Гетеросексуальный писатель, как правило, выбирает мысленным адресатом женщину — реальную или воображаемую. Она вовсе не обязательно должна быть его возлюбленной. Роман «В доме своем в пустыне» обращен к сестре, которая сама присутствует в романе и, кроме того что поддерживает худую память рассказчика, создает вдобавок некий противовес четырем женщинам старшего поколения — бабушке, маме, черной тете и рыжей тете. В этом романе Шалев поставил один из самых дерзких своих экспериментов, приговорив героя быть взращенным пятью женщинами в доме, где нет других мужчин, кроме него самого, потому что все мужчины в их роду погибают дурацкой смертью в самом расцвете сил. Герою 52 года, он возмутительно старше покойных дедушки, отца и дядей, и бабушка, дожившая до ста одного, обещает ему, что не покинет этот мир, пока не увидит его похороны. «Когда ты уже умрешь, Рафинька?»
Еврейский юмор и самоирония — вот тот трамплин, с которого Шалев прыгнул выше Маркеса. Еврей пролез в «Любовь во время холеры», прокрался в «Сто лет одиночества». Притаранил свою Сказку Сказок и смех сквозь слезы. Интересно, если бы Габриэль Гарсиа вырос не в Колумбии, а в Израиле, что бы он написал? Впрочем, на этот вопрос есть ответ, который в переводе с идиша звучит так: «Если бы у бабушки были яйца, она была бы дедушкой».
Но кроме шуток израильские писатели располагают еще и таким мощным орудием, как Танах, идущий в одном пакете с Землей Израиля. Поколение первой алии шагало по Изреэльской долине, нажимая одной рукой на плуг и сжимая Библию другой. Про Шалева, приходящегося первой алие внуком, можно сказать то же самое, но уже в фигуральном смысле. Бабушке и дедушке Танах дал право на эту землю, внуку — право писать об этой земле на возрожденном иврите.

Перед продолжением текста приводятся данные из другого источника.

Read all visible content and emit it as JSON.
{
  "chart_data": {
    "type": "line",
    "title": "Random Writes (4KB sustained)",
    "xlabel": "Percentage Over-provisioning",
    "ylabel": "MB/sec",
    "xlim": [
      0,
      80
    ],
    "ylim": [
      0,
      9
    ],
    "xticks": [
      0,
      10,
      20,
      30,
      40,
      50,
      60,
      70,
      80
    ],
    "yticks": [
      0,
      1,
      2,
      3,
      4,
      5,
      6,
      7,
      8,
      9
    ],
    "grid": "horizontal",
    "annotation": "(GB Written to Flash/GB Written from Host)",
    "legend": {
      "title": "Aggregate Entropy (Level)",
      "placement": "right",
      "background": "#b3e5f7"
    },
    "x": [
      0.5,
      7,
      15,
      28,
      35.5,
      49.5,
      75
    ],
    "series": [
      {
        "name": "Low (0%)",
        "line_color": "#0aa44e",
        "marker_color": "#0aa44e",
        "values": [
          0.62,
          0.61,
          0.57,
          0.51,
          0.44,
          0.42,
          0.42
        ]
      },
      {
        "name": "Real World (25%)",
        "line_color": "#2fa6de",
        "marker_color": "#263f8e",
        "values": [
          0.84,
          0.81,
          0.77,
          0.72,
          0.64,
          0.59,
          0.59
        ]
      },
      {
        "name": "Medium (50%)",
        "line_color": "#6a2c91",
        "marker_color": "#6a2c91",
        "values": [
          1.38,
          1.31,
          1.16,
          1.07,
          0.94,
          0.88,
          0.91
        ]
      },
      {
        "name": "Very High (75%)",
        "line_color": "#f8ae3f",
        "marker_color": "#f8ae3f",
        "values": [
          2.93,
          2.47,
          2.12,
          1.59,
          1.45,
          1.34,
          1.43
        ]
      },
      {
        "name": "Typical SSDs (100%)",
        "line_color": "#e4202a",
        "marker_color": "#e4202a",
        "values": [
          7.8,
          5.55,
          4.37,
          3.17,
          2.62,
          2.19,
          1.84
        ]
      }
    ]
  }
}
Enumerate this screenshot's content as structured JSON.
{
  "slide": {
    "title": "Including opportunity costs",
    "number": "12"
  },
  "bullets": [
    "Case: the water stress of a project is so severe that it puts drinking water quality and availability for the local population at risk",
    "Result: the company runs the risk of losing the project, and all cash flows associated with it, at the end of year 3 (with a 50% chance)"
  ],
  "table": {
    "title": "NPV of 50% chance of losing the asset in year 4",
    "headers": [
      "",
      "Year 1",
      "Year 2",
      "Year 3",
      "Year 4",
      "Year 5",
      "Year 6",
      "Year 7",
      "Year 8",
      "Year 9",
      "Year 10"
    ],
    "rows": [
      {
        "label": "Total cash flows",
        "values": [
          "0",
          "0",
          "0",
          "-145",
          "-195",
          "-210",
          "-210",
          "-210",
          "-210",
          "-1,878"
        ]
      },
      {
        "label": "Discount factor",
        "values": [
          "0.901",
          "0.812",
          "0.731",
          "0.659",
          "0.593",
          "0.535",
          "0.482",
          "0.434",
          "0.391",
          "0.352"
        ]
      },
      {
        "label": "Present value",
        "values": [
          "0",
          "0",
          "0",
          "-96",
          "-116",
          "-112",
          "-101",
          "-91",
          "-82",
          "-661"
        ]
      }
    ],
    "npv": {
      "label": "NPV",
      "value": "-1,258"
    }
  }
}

«У нее было твердое русское „р“, глубокие влажные „л“. Когда-то все отцы-основатели говорили так, но воздух Страны разбавил густую слюну в их ртах, приподнял их нёба и расширил горла». Все верно — разбавил и расширил, но произошло это в третьем поколении. Даже у второго слюна была еще густовата, и музыка в их языке появлялась, только когда они пели. Возрожденный иврит требовал больше игр, больше легкости, больше носителей.